I fell in love with a good man (now my husband), was offered a job in the field of recovery, moved into a 2 bedroom apartment which was huge because I had been living in a sober living house or with my mom for the past 2 years, had a bank account in good standing, and even had the beginnings of a retirement fund through my employer, to which I contributed the exact amount of their generous match.
I was also contributing something positive to the world by volunteering to speak to the patients in the treatment centers, and even asked to teach basic money skills to members of a sober living house run by fellow friends in recovery. Me, of all people, asked to teach others about money.

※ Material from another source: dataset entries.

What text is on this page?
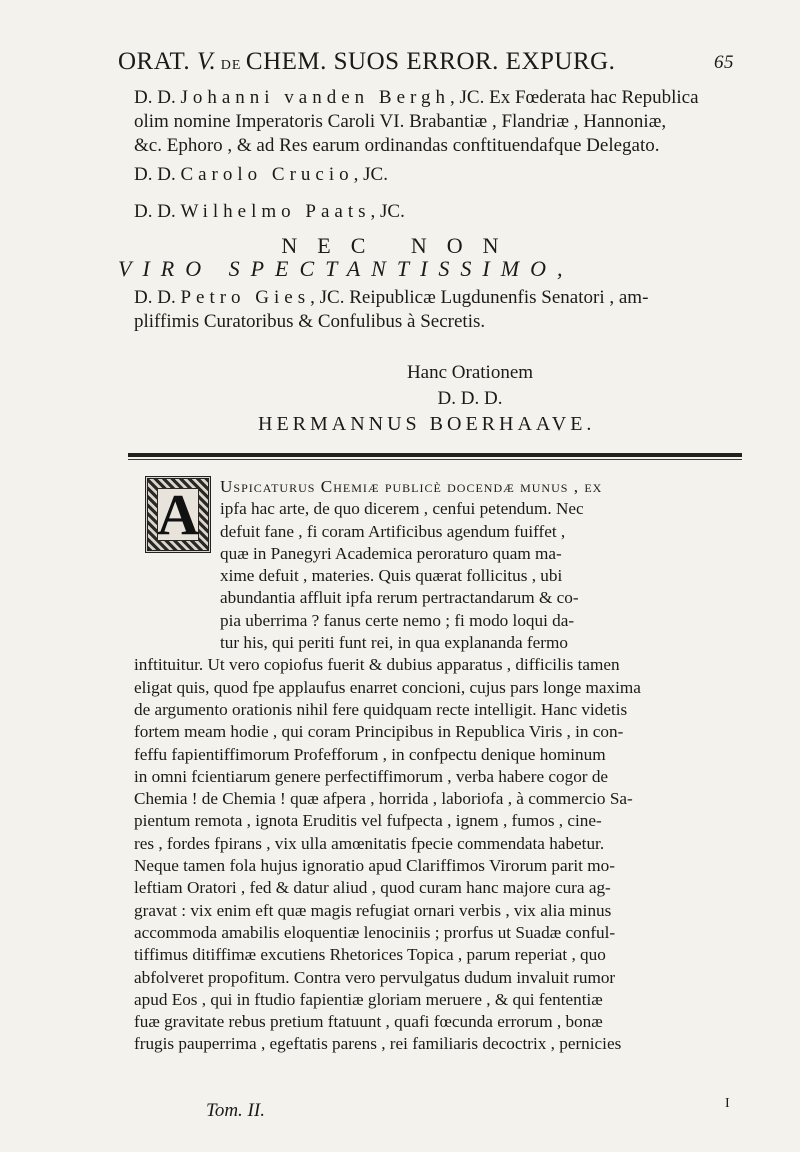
ORAT. V. DE CHEM. SUOS ERROR. EXPURG.	65
D. D. Johanni vanden Bergh, JC. Ex Fœderata hac Republica
olim nomine Imperatoris Caroli VI. Brabantiæ , Flandriæ , Hannoniæ,
&c. Ephoro , & ad Res earum ordinandas conftituendafque Delegato.
D. D. Carolo Crucio, JC.
D. D. Wilhelmo Paats, JC.
NEC NON
VIRO SPECTANTISSIMO,
D. D. Petro Gies, JC. Reipublicæ Lugdunenfis Senatori , am-
pliffimis Curatoribus & Confulibus à Secretis.
Hanc Orationem
D. D. D.
HERMANNUS BOERHAAVE.
Uspicaturus Chemiæ publicè docendæ munus , ex
ipfa hac arte, de quo dicerem , cenfui petendum. Nec
defuit fane , fi coram Artificibus agendum fuiffet ,
quæ in Panegyri Academica peroraturo quam ma-
xime defuit , materies. Quis quærat follicitus , ubi
abundantia affluit ipfa rerum pertractandarum & co-
pia uberrima ? fanus certe nemo ; fi modo loqui da-
tur his, qui periti funt rei, in qua explananda fermo
inftituitur. Ut vero copiofus fuerit & dubius apparatus , difficilis tamen
eligat quis, quod fpe applaufus enarret concioni, cujus pars longe maxima
de argumento orationis nihil fere quidquam recte intelligit. Hanc videtis
fortem meam hodie , qui coram Principibus in Republica Viris , in con-
feffu fapientiffimorum Profefforum , in confpectu denique hominum
in omni fcientiarum genere perfectiffimorum , verba habere cogor de
Chemia ! de Chemia ! quæ afpera , horrida , laboriofa , à commercio Sa-
pientum remota , ignota Eruditis vel fufpecta , ignem , fumos , cine-
res , fordes fpirans , vix ulla amœnitatis fpecie commendata habetur.
Neque tamen fola hujus ignoratio apud Clariffimos Virorum parit mo-
leftiam Oratori , fed & datur aliud , quod curam hanc majore cura ag-
gravat : vix enim eft quæ magis refugiat ornari verbis , vix alia minus
accommoda amabilis eloquentiæ lenociniis ; prorfus ut Suadæ conful-
tiffimus ditiffimæ excutiens Rhetorices Topica , parum reperiat , quo
abfolveret propofitum. Contra vero pervulgatus dudum invaluit rumor
apud Eos , qui in ftudio fapientiæ gloriam meruere , & qui fententiæ
fuæ gravitate rebus pretium ftatuunt , quafi fœcunda errorum , bonæ
frugis pauperrima , egeftatis parens , rei familiaris decoctrix , pernicies
A
Tom. II.	I
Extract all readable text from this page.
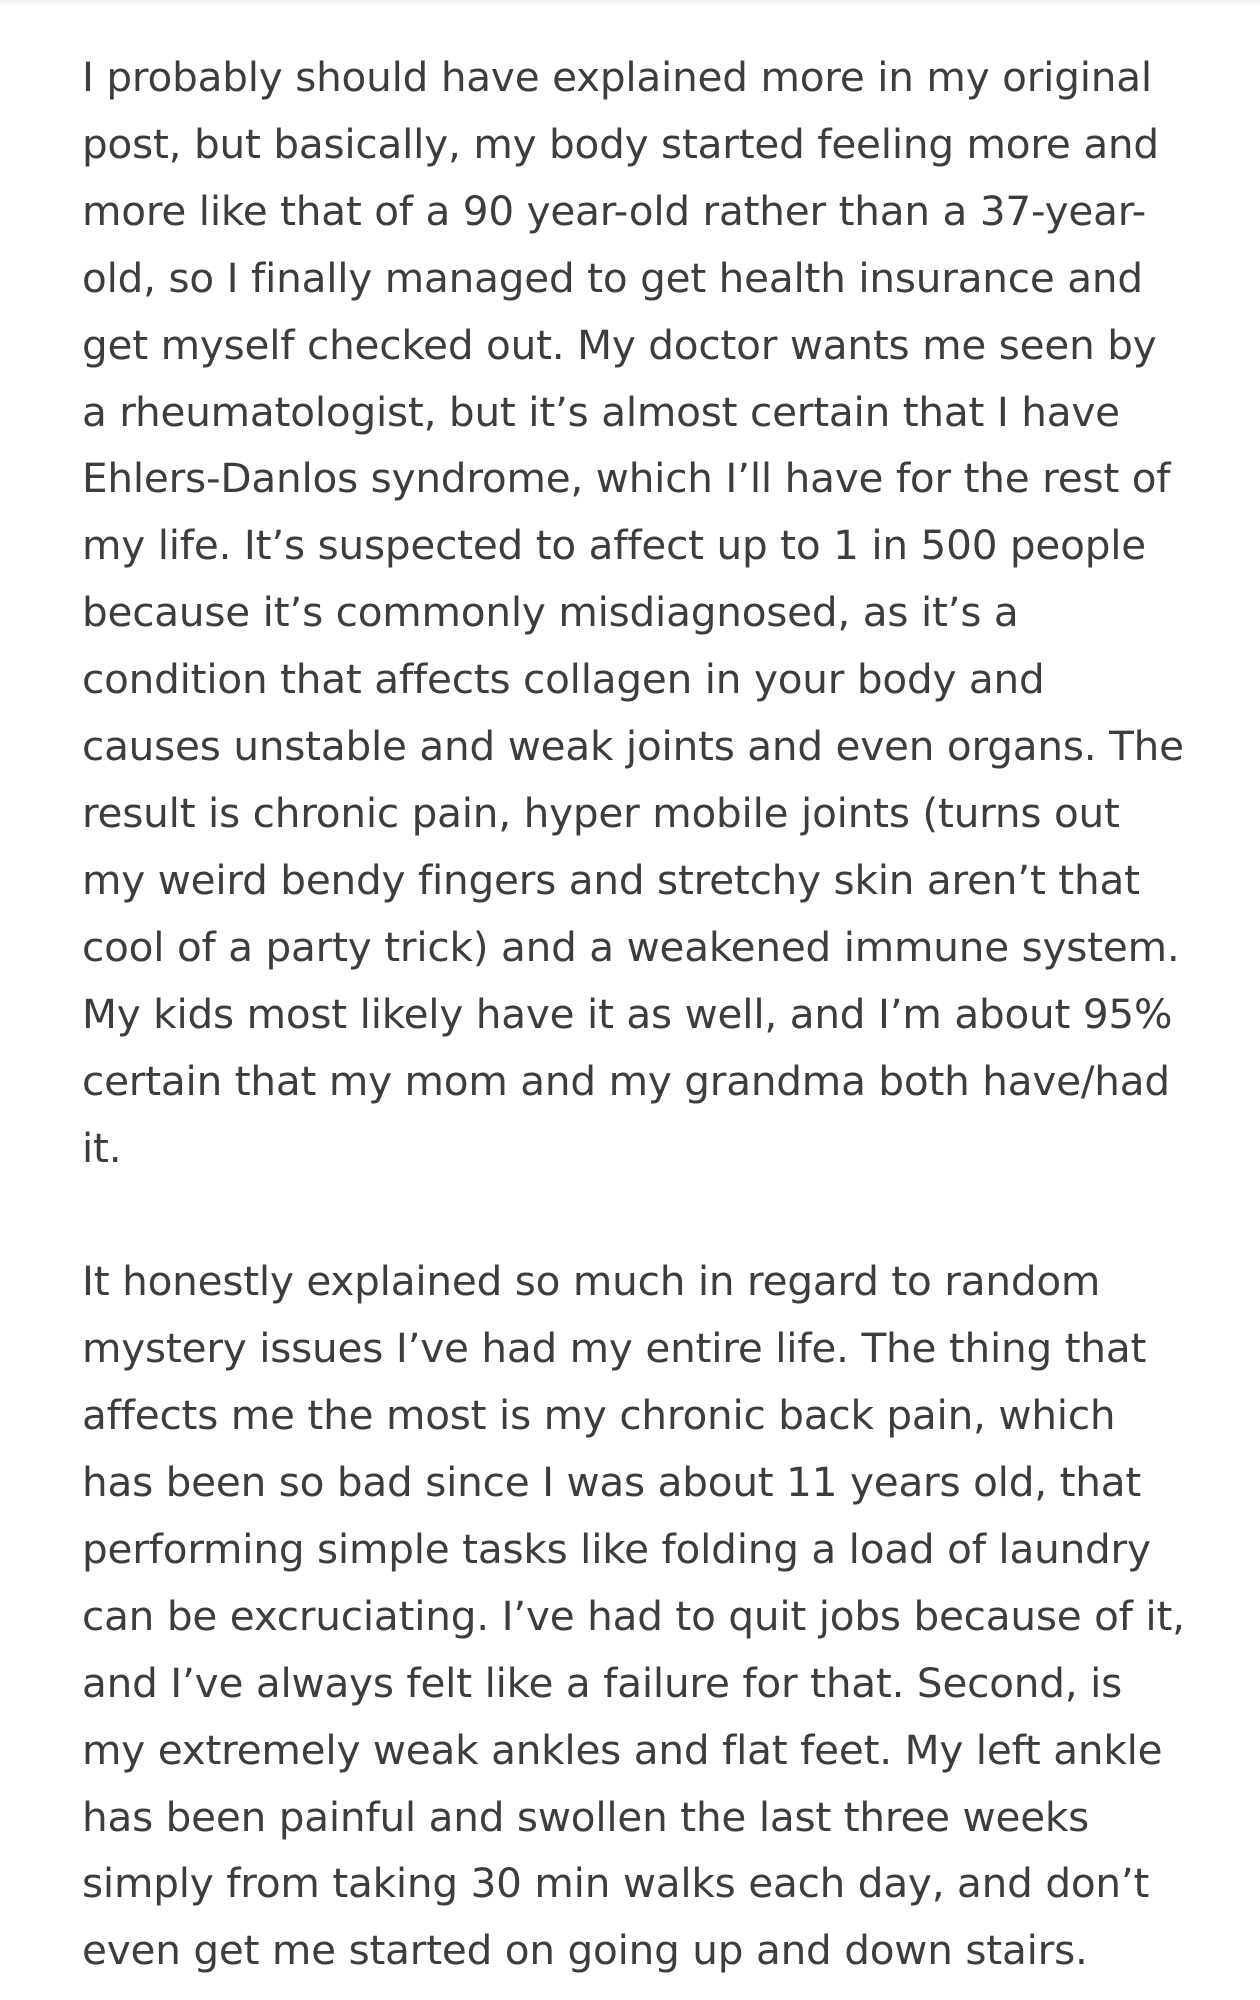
I probably should have explained more in my original post, but basically, my body started feeling more and more like that of a 90 year-old rather than a 37-year-old, so I finally managed to get health insurance and get myself checked out. My doctor wants me seen by a rheumatologist, but it’s almost certain that I have Ehlers-Danlos syndrome, which I’ll have for the rest of my life. It’s suspected to affect up to 1 in 500 people because it’s commonly misdiagnosed, as it’s a condition that affects collagen in your body and causes unstable and weak joints and even organs. The result is chronic pain, hyper mobile joints (turns out my weird bendy fingers and stretchy skin aren’t that cool of a party trick) and a weakened immune system. My kids most likely have it as well, and I’m about 95% certain that my mom and my grandma both have/had it.

It honestly explained so much in regard to random mystery issues I’ve had my entire life. The thing that affects me the most is my chronic back pain, which has been so bad since I was about 11 years old, that performing simple tasks like folding a load of laundry can be excruciating. I’ve had to quit jobs because of it, and I’ve always felt like a failure for that. Second, is my extremely weak ankles and flat feet. My left ankle has been painful and swollen the last three weeks simply from taking 30 min walks each day, and don’t even get me started on going up and down stairs.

I’ve made more money mistakes and learned from them. But I am dedicated to educating myself and sharing what I learn with others. I read a lot of books, which I will recommend in future posts. I read blogs, listen to podcasts, and am continually seeking out people who know more than me as mentors, whether they know it or not.
This is is the abbreviated back story of the ashes I came from and the beginning of my spark of hope for the future. I am no expert. I can only share my experiences. I will talk about how I learned things and the methods I used, what failed and what succeeded, and acknowledge that there are other ways to reach goals than the ones I chose or choose.
There are plenty of resources out there and so much information. And it has been my experience that I learn new things as I am ready to. We can’t jump into a bigger place without learning how to navigate the one you’re in. We have to learn to manage what we have before we can handle more.